Cite as: http://hdl.handle.net/21.11116/0000-0003-DD91-0
Abstract
It is widely accepted that unexpected sensory consequences of self‐action engage the cerebellum. However, we currently lack consensus on where in the cerebellum, we find fine‐grained differentiation to unexpected sensory feedback. This may result from methodological diversity in task‐based human neuroimaging studies that experimentally alter the quality of self‐generated sensory feedback. We gathered existing studies that manipulated sensory feedback using a variety of methodological approaches and performed activation likelihood estimation (ALE) meta‐analyses. Only half of these studies reported cerebellar activation with considerable variation in spatial location. Consequently, ALE analyses did not reveal significantly increased likelihood of activation in the cerebellum despite the broad scientific consensus of the cerebellum's involvement. In light of the high degree of methodological variability in published studies, we tested for statistical dependence between methodological factors that varied across the published studies. Experiments that elicited an adaptive response to continuously altered sensory feedback more frequently reported activation in the cerebellum than those experiments that did not induce adaptation.
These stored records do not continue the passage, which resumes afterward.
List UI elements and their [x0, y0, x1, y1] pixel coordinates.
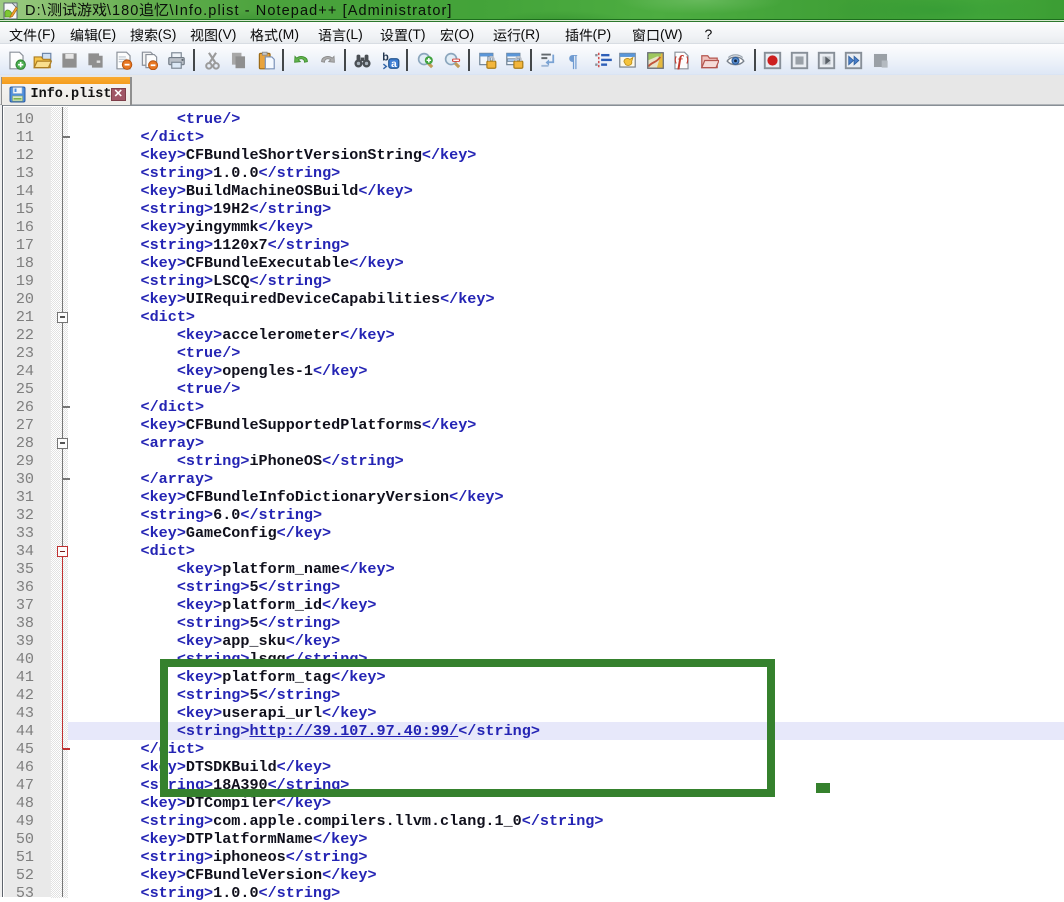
svg-text:¶: ¶ — [568, 51, 578, 70]
svg-text:a: a — [391, 58, 397, 69]
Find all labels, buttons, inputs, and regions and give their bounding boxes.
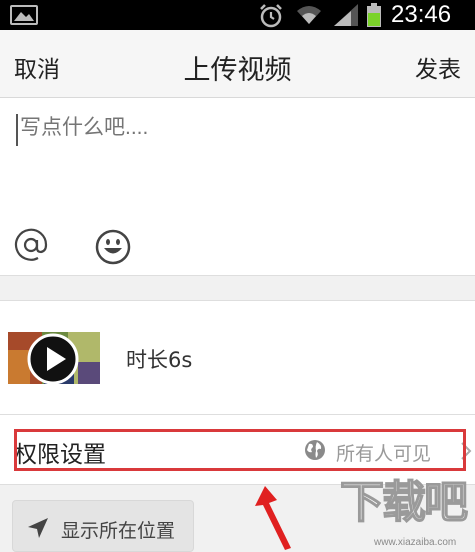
permission-label: 权限设置 bbox=[14, 442, 106, 468]
wifi-icon bbox=[297, 6, 321, 24]
compose-area bbox=[0, 98, 475, 276]
signal-icon bbox=[334, 4, 358, 26]
clock-time: 23:46 bbox=[391, 1, 452, 28]
video-item: 时长6s bbox=[0, 300, 475, 415]
location-arrow-icon bbox=[28, 518, 48, 538]
at-icon[interactable] bbox=[12, 226, 50, 264]
video-thumbnail[interactable] bbox=[8, 332, 100, 384]
page-title: 上传视频 bbox=[183, 55, 292, 86]
header-bar: 取消 上传视频 发表 bbox=[0, 30, 475, 98]
battery-icon bbox=[367, 3, 381, 27]
alarm-icon bbox=[260, 4, 282, 28]
play-icon[interactable] bbox=[26, 332, 80, 384]
post-text-input[interactable] bbox=[20, 116, 440, 140]
publish-button[interactable]: 发表 bbox=[415, 50, 461, 84]
watermark-logo: 下载吧 bbox=[339, 476, 469, 529]
show-location-label: 显示所在位置 bbox=[61, 520, 176, 542]
emoji-icon[interactable] bbox=[94, 228, 132, 266]
show-location-button[interactable]: 显示所在位置 bbox=[12, 500, 194, 552]
permission-value: 所有人可见 bbox=[336, 443, 432, 465]
globe-icon bbox=[305, 440, 325, 460]
text-caret bbox=[16, 114, 18, 146]
red-arrow-annotation bbox=[255, 486, 291, 550]
watermark-url: www.xiazaiba.com bbox=[374, 537, 457, 548]
status-bar: 23:46 bbox=[0, 0, 475, 30]
video-duration: 时长6s bbox=[126, 348, 193, 372]
image-icon bbox=[10, 5, 38, 25]
chevron-right-icon bbox=[461, 442, 472, 460]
These findings may explain the surprisingly low rate of significant cerebellar activation across brain imaging studies investigating unexpected sensory feedback. Furthermore, limitations of functional magnetic resonance imaging to probe the cerebellum could play a role as climbing fiber activity associated with feedback error processing may not be captured by it. We provide methodological recommendations that may guide future studies.